Jika dibedah lebih jauh, dalam lukisan ini sosok pria digambarkan mengenakan

sarung batik pesisir, yang dalam pembahasan sebelumnya telah dijelaskan sebagai

simbol kebebasan, dan perlawanan terhadap sistem feodal. Topeng

menggambarkan kepalsuan, dan sesuatu yang disembunyikan, yang dalam hal ini

merupakan cara Hendra berbicara tentang rezim Orde Baru. Penggambaran tokoh,

menunjukan distorsi bentuk seperti penggambaran wayang, yang melambangkan

bentuk kesenian rakyat, sementara itu kaki pada tokoh dalam lukisan juga

digambarakan asimetris, yang menurut penuturan Hendra bentuk misformed ini

untuk menekankan kesan kaki yang kekar, yang menggambarkan kak- rakyat jelata.

Dari penggambaran-penggambaran diatas, jika mengacu pada pendapat yang

menyebutkan jika sosok lukisan diatas adalah penggambaran sosok Hendra sendiri,

maka menjadi hal yang unik ketika Hendra menggambarkan sosoknya dalam

72

balutan simbol-simbol kerakyatan, sebab jika dilihat latar belakangnya Hendra

sendiri berasal dari kalangan ningrat sunda dan merupakan orang yang berada.
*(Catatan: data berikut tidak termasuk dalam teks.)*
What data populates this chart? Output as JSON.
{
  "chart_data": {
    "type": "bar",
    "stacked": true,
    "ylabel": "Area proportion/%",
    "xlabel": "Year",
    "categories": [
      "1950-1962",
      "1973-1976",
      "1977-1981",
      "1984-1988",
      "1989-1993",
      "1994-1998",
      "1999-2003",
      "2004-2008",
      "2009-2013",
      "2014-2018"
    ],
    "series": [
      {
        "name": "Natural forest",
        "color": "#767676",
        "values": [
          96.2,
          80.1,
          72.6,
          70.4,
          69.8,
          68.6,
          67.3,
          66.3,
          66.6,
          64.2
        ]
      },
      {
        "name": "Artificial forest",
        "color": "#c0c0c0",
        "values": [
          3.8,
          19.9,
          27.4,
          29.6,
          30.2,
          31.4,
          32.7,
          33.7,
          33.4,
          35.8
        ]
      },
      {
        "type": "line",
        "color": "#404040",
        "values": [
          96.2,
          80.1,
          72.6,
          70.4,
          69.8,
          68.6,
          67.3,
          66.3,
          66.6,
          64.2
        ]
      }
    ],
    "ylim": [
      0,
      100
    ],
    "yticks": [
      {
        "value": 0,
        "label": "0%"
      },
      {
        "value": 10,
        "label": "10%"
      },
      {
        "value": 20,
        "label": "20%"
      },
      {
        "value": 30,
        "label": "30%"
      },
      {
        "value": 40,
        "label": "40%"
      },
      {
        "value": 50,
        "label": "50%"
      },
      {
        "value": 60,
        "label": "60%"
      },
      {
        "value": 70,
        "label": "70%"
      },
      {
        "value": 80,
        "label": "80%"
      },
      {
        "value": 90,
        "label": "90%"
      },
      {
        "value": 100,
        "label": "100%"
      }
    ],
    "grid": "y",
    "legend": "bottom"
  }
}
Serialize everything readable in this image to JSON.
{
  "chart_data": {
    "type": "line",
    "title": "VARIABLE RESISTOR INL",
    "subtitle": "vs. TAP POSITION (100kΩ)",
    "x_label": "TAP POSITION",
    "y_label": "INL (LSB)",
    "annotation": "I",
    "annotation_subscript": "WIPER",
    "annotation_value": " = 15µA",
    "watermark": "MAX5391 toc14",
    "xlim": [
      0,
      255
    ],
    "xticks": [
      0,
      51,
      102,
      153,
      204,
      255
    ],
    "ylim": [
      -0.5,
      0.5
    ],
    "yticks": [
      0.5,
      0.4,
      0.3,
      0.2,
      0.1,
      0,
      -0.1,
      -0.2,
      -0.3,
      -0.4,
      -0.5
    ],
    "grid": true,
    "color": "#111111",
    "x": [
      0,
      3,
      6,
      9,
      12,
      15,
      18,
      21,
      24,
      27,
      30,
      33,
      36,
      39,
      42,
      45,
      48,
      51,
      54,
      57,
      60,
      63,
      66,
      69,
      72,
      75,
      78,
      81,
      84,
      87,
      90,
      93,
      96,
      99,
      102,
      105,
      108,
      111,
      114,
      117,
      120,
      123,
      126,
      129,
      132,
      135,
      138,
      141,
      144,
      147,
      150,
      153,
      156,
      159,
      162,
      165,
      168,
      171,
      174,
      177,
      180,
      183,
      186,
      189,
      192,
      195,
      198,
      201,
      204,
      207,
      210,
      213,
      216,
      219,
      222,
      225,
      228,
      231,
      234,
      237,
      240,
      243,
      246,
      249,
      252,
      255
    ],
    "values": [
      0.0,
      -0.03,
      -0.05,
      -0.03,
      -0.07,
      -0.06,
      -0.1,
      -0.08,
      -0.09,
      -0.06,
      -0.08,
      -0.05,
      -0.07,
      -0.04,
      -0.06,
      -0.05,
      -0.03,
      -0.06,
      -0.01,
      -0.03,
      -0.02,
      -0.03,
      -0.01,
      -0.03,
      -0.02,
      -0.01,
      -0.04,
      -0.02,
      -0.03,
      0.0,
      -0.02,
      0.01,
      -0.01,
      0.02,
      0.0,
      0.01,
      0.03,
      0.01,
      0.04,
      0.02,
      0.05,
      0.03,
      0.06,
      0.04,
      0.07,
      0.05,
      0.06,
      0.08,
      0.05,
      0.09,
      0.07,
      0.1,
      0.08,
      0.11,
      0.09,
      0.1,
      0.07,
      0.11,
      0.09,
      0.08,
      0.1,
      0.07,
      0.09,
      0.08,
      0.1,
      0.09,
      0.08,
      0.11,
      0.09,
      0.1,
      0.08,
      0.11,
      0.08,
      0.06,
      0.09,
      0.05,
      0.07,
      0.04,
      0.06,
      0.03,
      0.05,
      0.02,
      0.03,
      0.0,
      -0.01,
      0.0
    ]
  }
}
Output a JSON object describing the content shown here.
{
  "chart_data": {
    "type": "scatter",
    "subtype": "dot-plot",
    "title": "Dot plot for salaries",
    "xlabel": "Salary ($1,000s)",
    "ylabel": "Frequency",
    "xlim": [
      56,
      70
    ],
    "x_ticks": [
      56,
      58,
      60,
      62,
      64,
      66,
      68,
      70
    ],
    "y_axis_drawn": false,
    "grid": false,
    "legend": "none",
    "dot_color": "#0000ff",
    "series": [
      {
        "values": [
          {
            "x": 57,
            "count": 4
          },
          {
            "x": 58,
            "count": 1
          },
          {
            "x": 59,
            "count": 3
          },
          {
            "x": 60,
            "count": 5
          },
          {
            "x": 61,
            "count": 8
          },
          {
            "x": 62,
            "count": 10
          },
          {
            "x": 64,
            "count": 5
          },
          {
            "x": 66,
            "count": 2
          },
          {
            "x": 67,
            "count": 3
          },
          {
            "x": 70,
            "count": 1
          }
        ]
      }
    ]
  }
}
Penggambaran ini yang menurut BRG (2018) adalah bentuk bunuh diri kelas yang

dilakukan oleh Hendra dia memilih untuk menempatkan dirinya sebagai rakyat

proletar ketimbang borjuis-feodal.

10. Bakul Wayang (1968)

Gambar IV.20 Lukisan Hendra Gunawan, Bakul Wayang (1968)

Sumber:http://archive.ivaa-online.org/pelakuseni/hendra-gunawan/page:2

(Tanggal Akses 24 April 2018)

Penggambaran sosok perempuan kembali menjadi inti dari lukisam Hendra

berjudul Bakul Wayang. Lukisan ini menceritakan sosok seorang ibu yang tengah

menyusui sekaligus mengajarkan anaknya memainkan wayang, dibagian belakang

terdapat perempuan yang lebih muda tengah membantu ibu tersebut menyisir

rambutnya dan seorang perempuan lain yang membantu memegangi wayang.

Selain kembali menggambarkan lekuk tubuh perempuan, yang merupakan bentuk

pemujaan Hendra. Dalam lukisan ini, dan beberapa lukisan lain, Hendra beberapa

kali menggambarkan sosok perempuan yang multitasking, dengan menggambar

sosok perempuan dalam beragam aktifitas yang berbeda.

Hendra membangun kesan perempuan sebagai sosok yang tangguh bukan hanya

dengan menggambarkan mereka dalam berbagai profesi, tapi juga dengan

73

menggambarkan sosok perempuan yang mampu melakukan apapun, yang dalam

lukisan ini digambarkan menyusui dan mendidik anaknya.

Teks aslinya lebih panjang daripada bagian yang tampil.